Khan, who outvoted opposition and PML-N candidate Shahbaz Sharif in the PM’s election on Friday, was administered his oath by President Mamnoon Hussain. The oath-taking ceremony, which was scheduled to begin at 9:30am, started a little after 10am.
Clad in a black sherwani, the prime minister-elect arrived at the Aiwan-e-Sadr (the President House) in Islamabad from his Banigala residence. His wife Bushra Imran had already arrived for the ceremony.
The ceremony commenced with the national anthem, followed by recitation of verses from the Holy Quran.
High-profile guests including caretaker Prime Minister Nasirul Mulk, National Assembly Speaker Asad Qaiser, Army Chief Gen Qamar Javed Bajwa, Air Chief Marshal Mujahid Anwar Khan and Naval Chief Admiral Zafar Mahmood Abbasi are present at the ceremony.
Other notable guests present at the Aiwan-e-Sadr include senior PTI leaders, former Indian cricket star Navjot Singh Sidhu, cricketer-turned-commentator Rameez Raja, legendary paceman Wasim Akram, newly elected Punjab Assembly Speaker Chaudhry Pervez Elahi, singers Salman Ahmed and Abrarul Haq, actor Javaid Sheikh and former National Assembly speaker Dr Fehmida Mirza.
The invited guests, which include politicians, cricketers and celebrities, were told to be at the venue at 9:15am. The event was scheduled to begin at 9:30am.
Khan, who famously captained the national cricket team to World Cup glory in 1992, has also invited some of his former teammates to witness his formal ascension to the top ministerial job in the country.
According to the programme outlined on the invitation cards, the ceremony will begin with the national anthem, following which the cabinet secretary will seek permission from the president to commence the ceremony.
Next up will be recitation (tilawat) of the Holy Quran, after which the oath will be administered and documents signed.
The guest have been asked to carry their NIC or accreditation cards but not to bring with them any handbags, purses, mobiles phones or any other electronic gadgetry.
The work begins
After the Pakistan Tehreek-e-Insaf (PTI) emerged as the biggest parliamentary party in the wake of the July 25 polls, all 120 of the party’s parliamentary committee members rubber-stamped Khan’s candidacy for the post of the prime minister.
The party formed enough alliances and recruited enough independents to gain the numbers required to get Khan elected as the PM in Friday’s parliamentary vote.
Khan and his party campaigned on promises to end widespread graft while building an “Islamic welfare state”.
“First of all, we will start strict accountability. I promise to my God that everyone who looted this country will be made accountable,” he said in his speech as PM-elect on Friday.
PTI candidates were also voted speaker and deputy speaker of the National Assembly this week, putting Khan in a strong position to carry forward his legislative agenda.

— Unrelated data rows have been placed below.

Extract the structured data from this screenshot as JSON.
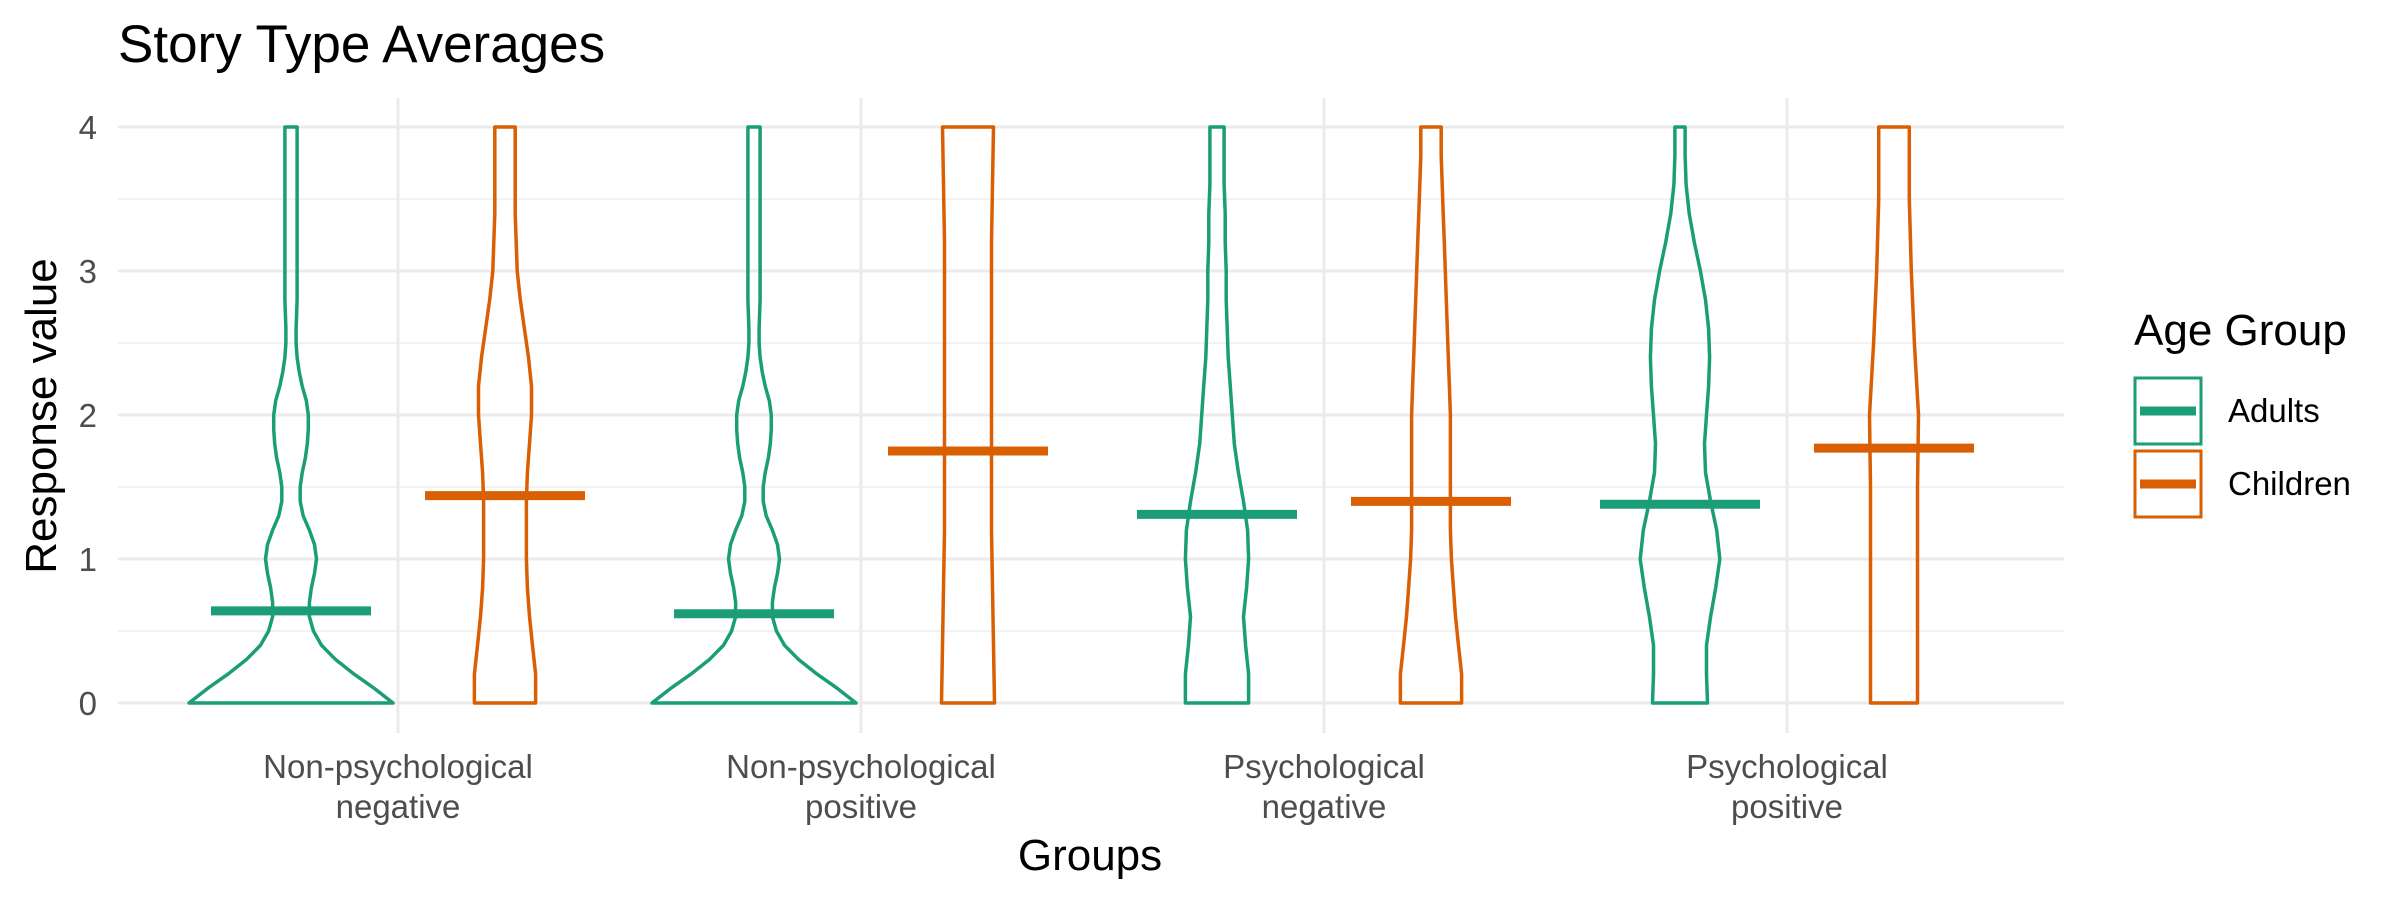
{
  "chart_data": {
    "type": "violin",
    "title": "Story Type Averages",
    "xlabel": "Groups",
    "ylabel": "Response value",
    "ylim": [
      0,
      4
    ],
    "yticks": [
      "0",
      "1",
      "2",
      "3",
      "4"
    ],
    "grid": true,
    "legend": {
      "title": "Age Group",
      "placement": "right",
      "entries": [
        "Adults",
        "Children"
      ]
    },
    "categories": [
      [
        "Non-psychological",
        "negative"
      ],
      [
        "Non-psychological",
        "positive"
      ],
      [
        "Psychological",
        "negative"
      ],
      [
        "Psychological",
        "positive"
      ]
    ],
    "series": [
      {
        "name": "Adults",
        "color": "#1b9e77",
        "means": [
          0.64,
          0.62,
          1.31,
          1.38
        ],
        "density_profiles": [
          [
            [
              0,
              1.0
            ],
            [
              0.1,
              0.82
            ],
            [
              0.2,
              0.62
            ],
            [
              0.3,
              0.44
            ],
            [
              0.4,
              0.3
            ],
            [
              0.5,
              0.22
            ],
            [
              0.6,
              0.18
            ],
            [
              0.7,
              0.18
            ],
            [
              0.8,
              0.2
            ],
            [
              0.9,
              0.23
            ],
            [
              1.0,
              0.25
            ],
            [
              1.1,
              0.23
            ],
            [
              1.2,
              0.18
            ],
            [
              1.3,
              0.12
            ],
            [
              1.4,
              0.09
            ],
            [
              1.5,
              0.09
            ],
            [
              1.6,
              0.11
            ],
            [
              1.7,
              0.14
            ],
            [
              1.8,
              0.16
            ],
            [
              1.9,
              0.17
            ],
            [
              2.0,
              0.17
            ],
            [
              2.1,
              0.15
            ],
            [
              2.2,
              0.11
            ],
            [
              2.3,
              0.08
            ],
            [
              2.4,
              0.06
            ],
            [
              2.5,
              0.05
            ],
            [
              2.6,
              0.05
            ],
            [
              2.8,
              0.06
            ],
            [
              3.0,
              0.06
            ],
            [
              3.2,
              0.06
            ],
            [
              3.4,
              0.06
            ],
            [
              3.6,
              0.06
            ],
            [
              3.8,
              0.06
            ],
            [
              4.0,
              0.06
            ]
          ],
          [
            [
              0,
              1.0
            ],
            [
              0.1,
              0.82
            ],
            [
              0.2,
              0.62
            ],
            [
              0.3,
              0.44
            ],
            [
              0.4,
              0.3
            ],
            [
              0.5,
              0.22
            ],
            [
              0.6,
              0.18
            ],
            [
              0.7,
              0.18
            ],
            [
              0.8,
              0.2
            ],
            [
              0.9,
              0.23
            ],
            [
              1.0,
              0.25
            ],
            [
              1.1,
              0.23
            ],
            [
              1.2,
              0.18
            ],
            [
              1.3,
              0.12
            ],
            [
              1.4,
              0.09
            ],
            [
              1.5,
              0.09
            ],
            [
              1.6,
              0.11
            ],
            [
              1.7,
              0.14
            ],
            [
              1.8,
              0.16
            ],
            [
              1.9,
              0.17
            ],
            [
              2.0,
              0.17
            ],
            [
              2.1,
              0.15
            ],
            [
              2.2,
              0.11
            ],
            [
              2.3,
              0.08
            ],
            [
              2.4,
              0.06
            ],
            [
              2.5,
              0.05
            ],
            [
              2.6,
              0.05
            ],
            [
              2.8,
              0.06
            ],
            [
              3.0,
              0.06
            ],
            [
              3.2,
              0.06
            ],
            [
              3.4,
              0.06
            ],
            [
              3.6,
              0.06
            ],
            [
              3.8,
              0.06
            ],
            [
              4.0,
              0.06
            ]
          ],
          [
            [
              0,
              0.31
            ],
            [
              0.2,
              0.31
            ],
            [
              0.4,
              0.28
            ],
            [
              0.6,
              0.26
            ],
            [
              0.8,
              0.29
            ],
            [
              1.0,
              0.31
            ],
            [
              1.2,
              0.3
            ],
            [
              1.4,
              0.26
            ],
            [
              1.6,
              0.21
            ],
            [
              1.8,
              0.17
            ],
            [
              2.0,
              0.15
            ],
            [
              2.2,
              0.13
            ],
            [
              2.4,
              0.11
            ],
            [
              2.6,
              0.1
            ],
            [
              2.8,
              0.09
            ],
            [
              3.0,
              0.09
            ],
            [
              3.2,
              0.08
            ],
            [
              3.4,
              0.08
            ],
            [
              3.6,
              0.07
            ],
            [
              3.8,
              0.07
            ],
            [
              4.0,
              0.07
            ]
          ],
          [
            [
              0,
              0.27
            ],
            [
              0.2,
              0.26
            ],
            [
              0.4,
              0.26
            ],
            [
              0.6,
              0.3
            ],
            [
              0.8,
              0.35
            ],
            [
              1.0,
              0.39
            ],
            [
              1.2,
              0.36
            ],
            [
              1.4,
              0.3
            ],
            [
              1.6,
              0.25
            ],
            [
              1.8,
              0.24
            ],
            [
              2.0,
              0.26
            ],
            [
              2.2,
              0.28
            ],
            [
              2.4,
              0.29
            ],
            [
              2.6,
              0.28
            ],
            [
              2.8,
              0.25
            ],
            [
              3.0,
              0.2
            ],
            [
              3.2,
              0.14
            ],
            [
              3.4,
              0.09
            ],
            [
              3.6,
              0.06
            ],
            [
              3.8,
              0.05
            ],
            [
              4.0,
              0.05
            ]
          ]
        ]
      },
      {
        "name": "Children",
        "color": "#d95f02",
        "means": [
          1.44,
          1.75,
          1.4,
          1.77
        ],
        "density_profiles": [
          [
            [
              0,
              0.3
            ],
            [
              0.2,
              0.3
            ],
            [
              0.4,
              0.27
            ],
            [
              0.6,
              0.24
            ],
            [
              0.8,
              0.22
            ],
            [
              1.0,
              0.21
            ],
            [
              1.2,
              0.21
            ],
            [
              1.4,
              0.21
            ],
            [
              1.6,
              0.22
            ],
            [
              1.8,
              0.24
            ],
            [
              2.0,
              0.26
            ],
            [
              2.2,
              0.26
            ],
            [
              2.4,
              0.23
            ],
            [
              2.6,
              0.19
            ],
            [
              2.8,
              0.15
            ],
            [
              3.0,
              0.12
            ],
            [
              3.2,
              0.11
            ],
            [
              3.4,
              0.1
            ],
            [
              3.6,
              0.1
            ],
            [
              3.8,
              0.1
            ],
            [
              4.0,
              0.1
            ]
          ],
          [
            [
              0,
              0.26
            ],
            [
              0.4,
              0.25
            ],
            [
              0.8,
              0.24
            ],
            [
              1.2,
              0.23
            ],
            [
              1.6,
              0.23
            ],
            [
              2.0,
              0.23
            ],
            [
              2.4,
              0.23
            ],
            [
              2.8,
              0.23
            ],
            [
              3.2,
              0.23
            ],
            [
              3.6,
              0.24
            ],
            [
              4.0,
              0.25
            ]
          ],
          [
            [
              0,
              0.3
            ],
            [
              0.2,
              0.3
            ],
            [
              0.4,
              0.27
            ],
            [
              0.6,
              0.24
            ],
            [
              0.8,
              0.22
            ],
            [
              1.0,
              0.2
            ],
            [
              1.2,
              0.19
            ],
            [
              1.4,
              0.19
            ],
            [
              1.6,
              0.19
            ],
            [
              1.8,
              0.19
            ],
            [
              2.0,
              0.19
            ],
            [
              2.2,
              0.18
            ],
            [
              2.4,
              0.17
            ],
            [
              2.6,
              0.16
            ],
            [
              2.8,
              0.15
            ],
            [
              3.0,
              0.14
            ],
            [
              3.2,
              0.13
            ],
            [
              3.4,
              0.12
            ],
            [
              3.6,
              0.11
            ],
            [
              3.8,
              0.1
            ],
            [
              4.0,
              0.1
            ]
          ],
          [
            [
              0,
              0.23
            ],
            [
              0.5,
              0.23
            ],
            [
              1.0,
              0.23
            ],
            [
              1.5,
              0.23
            ],
            [
              2.0,
              0.24
            ],
            [
              2.5,
              0.2
            ],
            [
              3.0,
              0.17
            ],
            [
              3.5,
              0.15
            ],
            [
              4.0,
              0.15
            ]
          ]
        ]
      }
    ]
  }
}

He will face myriad challenges including militant extremism, water shortages, and a booming population negating growth in the country, among others.
Most pressing is a looming economic crisis, with speculation that Pakistan will have to seek a bailout from the International Monetary Fund.
Khan will also have to contend with the same issue as many predecessors: how to maintain a power balance in civil-military relations.